In the July 2017 issue of the journal Plastic and Reconstructive Surgery an article was published entitled ‘Vertical Midface Lifting with Periorbital Anchoring in the Management of  Lower Eyelid Retraction: A 10-Year Clinical Retrospective Study’. In this paper the authors review almost 200 hundred patients with moderate to severe lower eyelid retraction and over 300 eyelid surgeries in which vertical repositioning of tissues (midface lift) was done to treat it. In their technique a direct midface lift (SOOF suspension to the orbital rim) was combined with two different techniques of strengthening the lateral canthus. (a spacer graft was also used in roughly one-third of the cases) In 98% of the patients (195 off 199) satisfactory correction of the lid retraction was obtained.
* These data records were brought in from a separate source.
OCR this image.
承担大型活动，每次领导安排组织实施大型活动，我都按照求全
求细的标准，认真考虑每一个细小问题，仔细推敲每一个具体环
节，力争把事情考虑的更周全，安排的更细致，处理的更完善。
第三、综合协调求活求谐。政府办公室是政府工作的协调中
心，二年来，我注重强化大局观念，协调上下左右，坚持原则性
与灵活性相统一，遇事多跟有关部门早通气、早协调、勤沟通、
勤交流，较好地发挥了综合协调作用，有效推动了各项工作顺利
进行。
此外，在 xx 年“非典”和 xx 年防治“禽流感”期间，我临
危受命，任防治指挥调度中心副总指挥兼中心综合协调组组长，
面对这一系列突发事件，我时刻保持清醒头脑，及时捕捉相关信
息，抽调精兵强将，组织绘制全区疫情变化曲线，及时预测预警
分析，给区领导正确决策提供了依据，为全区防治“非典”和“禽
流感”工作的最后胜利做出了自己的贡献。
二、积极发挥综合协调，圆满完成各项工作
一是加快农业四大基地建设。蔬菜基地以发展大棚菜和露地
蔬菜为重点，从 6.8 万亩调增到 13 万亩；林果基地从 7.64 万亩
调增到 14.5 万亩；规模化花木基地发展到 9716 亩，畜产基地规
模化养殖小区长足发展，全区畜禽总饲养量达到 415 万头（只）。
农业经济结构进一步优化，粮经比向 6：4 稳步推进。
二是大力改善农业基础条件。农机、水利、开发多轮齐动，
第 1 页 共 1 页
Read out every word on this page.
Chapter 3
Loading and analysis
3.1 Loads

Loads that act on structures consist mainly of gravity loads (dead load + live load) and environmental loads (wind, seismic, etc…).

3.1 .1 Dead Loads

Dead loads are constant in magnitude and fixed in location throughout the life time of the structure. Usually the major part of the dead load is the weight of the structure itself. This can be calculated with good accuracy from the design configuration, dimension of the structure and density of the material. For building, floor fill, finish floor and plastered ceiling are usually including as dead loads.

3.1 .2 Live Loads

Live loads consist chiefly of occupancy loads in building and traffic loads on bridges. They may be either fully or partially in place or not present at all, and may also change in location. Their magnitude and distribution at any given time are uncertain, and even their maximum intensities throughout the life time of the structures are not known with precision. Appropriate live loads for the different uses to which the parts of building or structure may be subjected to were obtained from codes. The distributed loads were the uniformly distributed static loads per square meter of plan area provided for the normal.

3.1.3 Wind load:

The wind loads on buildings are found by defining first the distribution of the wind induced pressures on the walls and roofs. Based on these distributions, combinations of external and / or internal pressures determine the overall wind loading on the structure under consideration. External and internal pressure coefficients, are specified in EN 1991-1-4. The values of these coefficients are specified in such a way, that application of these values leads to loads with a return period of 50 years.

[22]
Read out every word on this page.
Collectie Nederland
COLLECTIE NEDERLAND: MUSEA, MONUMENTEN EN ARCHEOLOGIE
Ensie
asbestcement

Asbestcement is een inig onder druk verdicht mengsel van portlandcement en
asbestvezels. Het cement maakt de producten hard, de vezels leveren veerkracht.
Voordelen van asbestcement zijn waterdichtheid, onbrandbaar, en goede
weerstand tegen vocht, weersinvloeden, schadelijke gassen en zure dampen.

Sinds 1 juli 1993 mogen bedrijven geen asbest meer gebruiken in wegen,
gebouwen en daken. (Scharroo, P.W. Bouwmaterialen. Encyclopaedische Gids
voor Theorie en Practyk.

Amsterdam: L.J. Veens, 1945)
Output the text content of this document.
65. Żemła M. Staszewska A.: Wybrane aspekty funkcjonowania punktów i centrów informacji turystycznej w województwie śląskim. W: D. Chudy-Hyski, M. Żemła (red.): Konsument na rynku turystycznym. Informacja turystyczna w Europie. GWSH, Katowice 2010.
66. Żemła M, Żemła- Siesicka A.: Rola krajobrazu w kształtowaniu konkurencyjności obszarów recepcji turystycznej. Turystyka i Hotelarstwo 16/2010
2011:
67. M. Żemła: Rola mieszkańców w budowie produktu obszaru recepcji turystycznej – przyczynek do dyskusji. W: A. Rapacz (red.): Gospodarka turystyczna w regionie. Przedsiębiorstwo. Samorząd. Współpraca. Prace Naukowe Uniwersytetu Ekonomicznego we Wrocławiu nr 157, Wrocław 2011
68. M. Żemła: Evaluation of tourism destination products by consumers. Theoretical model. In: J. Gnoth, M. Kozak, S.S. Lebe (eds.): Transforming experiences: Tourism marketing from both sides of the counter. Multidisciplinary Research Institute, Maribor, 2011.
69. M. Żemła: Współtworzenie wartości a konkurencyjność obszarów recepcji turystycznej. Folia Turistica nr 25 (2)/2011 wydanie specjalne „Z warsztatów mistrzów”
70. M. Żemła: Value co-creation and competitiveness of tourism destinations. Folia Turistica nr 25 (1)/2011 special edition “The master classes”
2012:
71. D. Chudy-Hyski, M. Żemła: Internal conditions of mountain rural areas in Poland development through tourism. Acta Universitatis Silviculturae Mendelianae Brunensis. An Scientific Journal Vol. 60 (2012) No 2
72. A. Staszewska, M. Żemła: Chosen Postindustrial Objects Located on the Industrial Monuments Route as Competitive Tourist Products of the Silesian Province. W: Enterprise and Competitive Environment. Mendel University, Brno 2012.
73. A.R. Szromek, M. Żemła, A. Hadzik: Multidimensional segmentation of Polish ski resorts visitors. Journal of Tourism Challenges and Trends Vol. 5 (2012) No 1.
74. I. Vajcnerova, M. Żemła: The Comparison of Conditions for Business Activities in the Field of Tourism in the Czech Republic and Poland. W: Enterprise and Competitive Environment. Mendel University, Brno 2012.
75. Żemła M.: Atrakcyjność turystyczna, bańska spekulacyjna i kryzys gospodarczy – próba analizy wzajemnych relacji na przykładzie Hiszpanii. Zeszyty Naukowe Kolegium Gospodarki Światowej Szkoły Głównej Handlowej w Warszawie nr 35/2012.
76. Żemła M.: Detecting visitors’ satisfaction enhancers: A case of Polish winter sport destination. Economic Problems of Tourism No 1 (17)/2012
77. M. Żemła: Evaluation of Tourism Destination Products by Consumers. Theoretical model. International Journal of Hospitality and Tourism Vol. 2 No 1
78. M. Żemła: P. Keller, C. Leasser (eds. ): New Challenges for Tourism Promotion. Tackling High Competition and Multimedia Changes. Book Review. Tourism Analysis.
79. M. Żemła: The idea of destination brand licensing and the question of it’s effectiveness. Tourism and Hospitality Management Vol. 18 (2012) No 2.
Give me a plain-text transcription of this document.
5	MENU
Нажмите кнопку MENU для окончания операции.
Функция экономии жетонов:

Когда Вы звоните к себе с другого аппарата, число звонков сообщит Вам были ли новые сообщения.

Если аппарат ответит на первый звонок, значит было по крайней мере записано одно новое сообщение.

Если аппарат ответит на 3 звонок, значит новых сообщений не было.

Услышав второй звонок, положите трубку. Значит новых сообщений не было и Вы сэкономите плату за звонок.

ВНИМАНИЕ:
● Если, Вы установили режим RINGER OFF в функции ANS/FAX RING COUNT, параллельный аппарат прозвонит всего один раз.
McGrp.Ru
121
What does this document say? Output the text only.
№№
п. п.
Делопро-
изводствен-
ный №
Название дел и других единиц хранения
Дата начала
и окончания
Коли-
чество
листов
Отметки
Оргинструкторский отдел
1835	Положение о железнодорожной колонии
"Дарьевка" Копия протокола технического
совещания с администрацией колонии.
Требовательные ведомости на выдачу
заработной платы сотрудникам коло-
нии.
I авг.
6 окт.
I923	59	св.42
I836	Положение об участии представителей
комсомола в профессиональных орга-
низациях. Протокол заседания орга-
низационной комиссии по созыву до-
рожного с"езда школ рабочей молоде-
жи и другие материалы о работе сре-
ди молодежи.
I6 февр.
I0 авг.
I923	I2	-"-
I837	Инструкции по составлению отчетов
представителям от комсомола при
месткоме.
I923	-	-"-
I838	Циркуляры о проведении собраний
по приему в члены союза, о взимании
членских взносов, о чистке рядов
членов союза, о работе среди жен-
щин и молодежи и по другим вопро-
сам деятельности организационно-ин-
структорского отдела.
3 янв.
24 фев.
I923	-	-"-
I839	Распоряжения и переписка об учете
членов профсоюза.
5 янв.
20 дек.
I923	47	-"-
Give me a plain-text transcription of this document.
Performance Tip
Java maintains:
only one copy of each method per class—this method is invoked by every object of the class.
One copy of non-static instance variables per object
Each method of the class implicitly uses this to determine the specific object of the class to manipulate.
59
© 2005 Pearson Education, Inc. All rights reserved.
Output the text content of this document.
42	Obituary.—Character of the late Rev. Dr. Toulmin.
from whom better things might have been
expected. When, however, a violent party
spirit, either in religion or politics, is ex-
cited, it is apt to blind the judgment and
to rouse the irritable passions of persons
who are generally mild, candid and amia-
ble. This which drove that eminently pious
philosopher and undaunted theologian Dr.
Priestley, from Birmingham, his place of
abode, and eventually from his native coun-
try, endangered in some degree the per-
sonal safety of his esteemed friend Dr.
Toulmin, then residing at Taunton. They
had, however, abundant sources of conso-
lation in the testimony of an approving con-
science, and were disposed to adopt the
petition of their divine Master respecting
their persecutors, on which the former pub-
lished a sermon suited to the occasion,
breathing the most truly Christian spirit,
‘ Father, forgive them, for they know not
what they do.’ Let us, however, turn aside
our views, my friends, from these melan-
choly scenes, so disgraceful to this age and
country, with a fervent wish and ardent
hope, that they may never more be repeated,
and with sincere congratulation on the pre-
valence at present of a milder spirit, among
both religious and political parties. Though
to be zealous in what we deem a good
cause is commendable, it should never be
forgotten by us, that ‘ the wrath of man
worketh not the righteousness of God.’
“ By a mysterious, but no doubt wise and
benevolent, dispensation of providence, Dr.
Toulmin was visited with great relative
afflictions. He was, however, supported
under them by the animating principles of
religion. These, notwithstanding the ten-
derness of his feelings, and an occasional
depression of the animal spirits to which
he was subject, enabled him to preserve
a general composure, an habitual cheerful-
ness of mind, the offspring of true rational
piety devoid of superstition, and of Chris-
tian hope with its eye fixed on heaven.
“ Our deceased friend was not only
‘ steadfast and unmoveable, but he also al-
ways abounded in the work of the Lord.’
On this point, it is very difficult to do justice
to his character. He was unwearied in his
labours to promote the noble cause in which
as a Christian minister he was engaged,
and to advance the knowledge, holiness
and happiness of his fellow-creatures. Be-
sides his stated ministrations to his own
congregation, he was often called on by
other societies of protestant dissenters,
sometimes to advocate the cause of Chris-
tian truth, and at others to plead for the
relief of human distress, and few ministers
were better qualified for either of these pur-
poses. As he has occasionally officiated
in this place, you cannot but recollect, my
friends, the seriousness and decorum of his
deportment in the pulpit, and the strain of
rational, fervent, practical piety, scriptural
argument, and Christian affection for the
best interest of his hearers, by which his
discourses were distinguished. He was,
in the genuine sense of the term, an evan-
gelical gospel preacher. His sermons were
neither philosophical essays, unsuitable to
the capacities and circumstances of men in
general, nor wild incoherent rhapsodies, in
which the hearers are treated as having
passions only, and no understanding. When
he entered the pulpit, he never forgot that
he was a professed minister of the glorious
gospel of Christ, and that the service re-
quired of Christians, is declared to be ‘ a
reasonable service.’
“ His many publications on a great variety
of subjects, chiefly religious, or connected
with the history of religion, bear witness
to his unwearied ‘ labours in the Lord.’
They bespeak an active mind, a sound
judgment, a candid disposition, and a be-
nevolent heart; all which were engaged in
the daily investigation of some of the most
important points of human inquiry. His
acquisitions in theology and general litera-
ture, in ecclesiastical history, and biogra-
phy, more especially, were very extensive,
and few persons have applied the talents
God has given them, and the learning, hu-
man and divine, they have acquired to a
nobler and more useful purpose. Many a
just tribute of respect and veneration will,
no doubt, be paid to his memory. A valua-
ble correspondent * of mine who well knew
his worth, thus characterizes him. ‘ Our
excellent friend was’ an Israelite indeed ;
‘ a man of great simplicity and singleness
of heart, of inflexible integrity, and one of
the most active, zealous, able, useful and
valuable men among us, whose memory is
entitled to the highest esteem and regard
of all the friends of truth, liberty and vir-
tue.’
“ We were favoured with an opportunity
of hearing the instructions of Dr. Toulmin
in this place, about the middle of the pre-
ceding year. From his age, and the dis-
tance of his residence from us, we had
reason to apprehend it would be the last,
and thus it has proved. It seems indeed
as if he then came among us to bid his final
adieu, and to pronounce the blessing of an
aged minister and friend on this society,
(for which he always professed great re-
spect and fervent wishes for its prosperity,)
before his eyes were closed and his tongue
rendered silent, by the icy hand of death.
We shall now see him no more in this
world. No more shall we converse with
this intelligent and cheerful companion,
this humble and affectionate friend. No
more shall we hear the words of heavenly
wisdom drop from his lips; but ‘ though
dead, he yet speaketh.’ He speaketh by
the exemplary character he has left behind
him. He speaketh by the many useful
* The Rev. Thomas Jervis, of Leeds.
Only 2 patients (2%)  needed another surgery due to inadequate correction.

Midface lifting for lower eyelid correction is not new. It has long been recognized that the  lower eyelid and the cheek tissues are contiguous and what happens to one can potentially affect the other. Bringing the cheek tissues up into the eyelid can be done through a subsidiary incision with only a minimal extension of the lateral canthal skin incision. The purely vertical pull is the key and it must be done by direct anchorage to the orbital rims using bone holes and sutures. This is a very powerful technique and its ability to bring tissue upward can often be seen in the redundancy that occurs in the lateral canthal area.